El Tren Maya es uno de los proyectos de infraestructura emblemáticos del presidente Andrés Manuel López Obrador para reactivar económicamente el rezagado Sureste, aunque ahora la CNDH pidió la congelación de los procesos al instituto encargado de las obras, el Fondo Nacional de Fomento al Turismo (Fonatur).

“Este organismo nacional autónomo (…) solicitó tal suspensión, al actualizarse la gravedad, urgencia y posible daño a la salud, la integridad personal y la vida, de los habitantes de la región y de los trabajadores”, según una nota de la institución.

Varias asociaciones de derechos humanos de la Península de Yucatán habían pedido antes este freno de las operaciones dada la emergencia sanitaria.

El comunicado de la CNDH reclama la suspensión de “actividades no esenciales” relacionadas con el proyecto, pero la construcción pasará a ser una industria esencial en el país a partir del lunes 18, según establece el plan gubernamental de reapertura tras la pandemia.

Dentro de ese mismo plan, el Ejecutivo estableció un semáforo de cuatro colores para valorar la evolución del coronavirus en cada estado.

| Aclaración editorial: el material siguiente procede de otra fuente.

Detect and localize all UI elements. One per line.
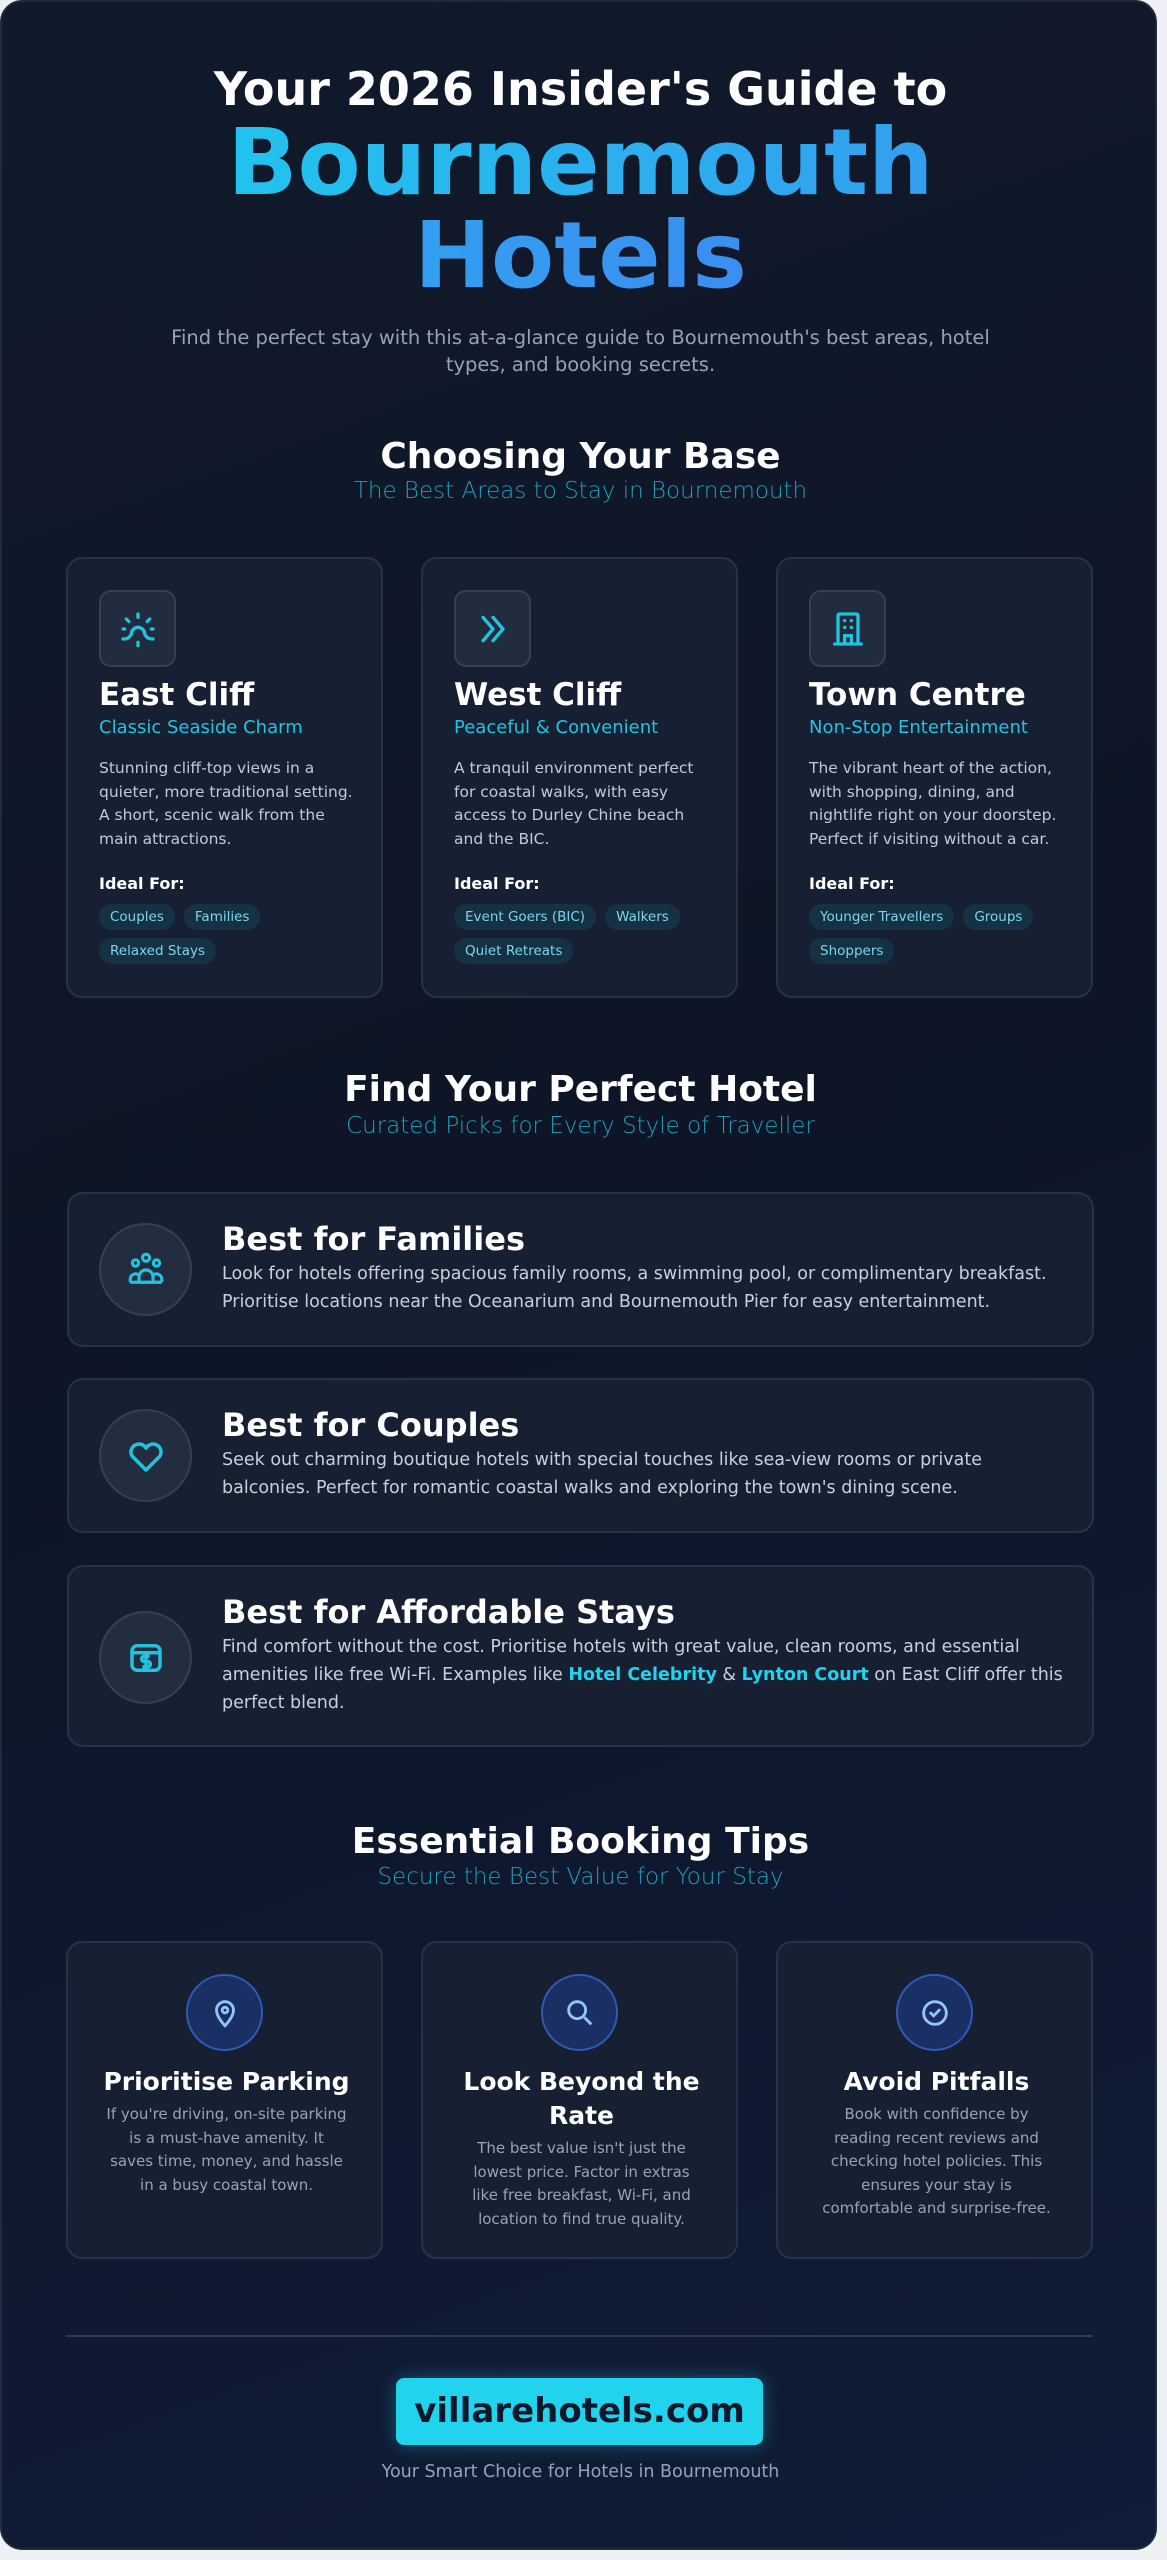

De acuerdo con esa clasificación, tres de los cuatro estados donde se construirán los primeros tramos están todavía en rojo, es decir, con una mayor afectación.

Sin embargo, ayer jueves, López Obrador dijo en su conferencia diaria que planea viajar al sur, si las autoridades sanitarias se lo permiten, para inaugurar oficialmente las obras del Tren Maya, que irán por los estados de Yucatán, Chiapas, Tabasco y Quinta Roo.

“Quiero ir a dar los banderazos, desde luego no mítines o concentraciones, sino actos de menos de 50 personas, con sana distancia”, alegó el presidente.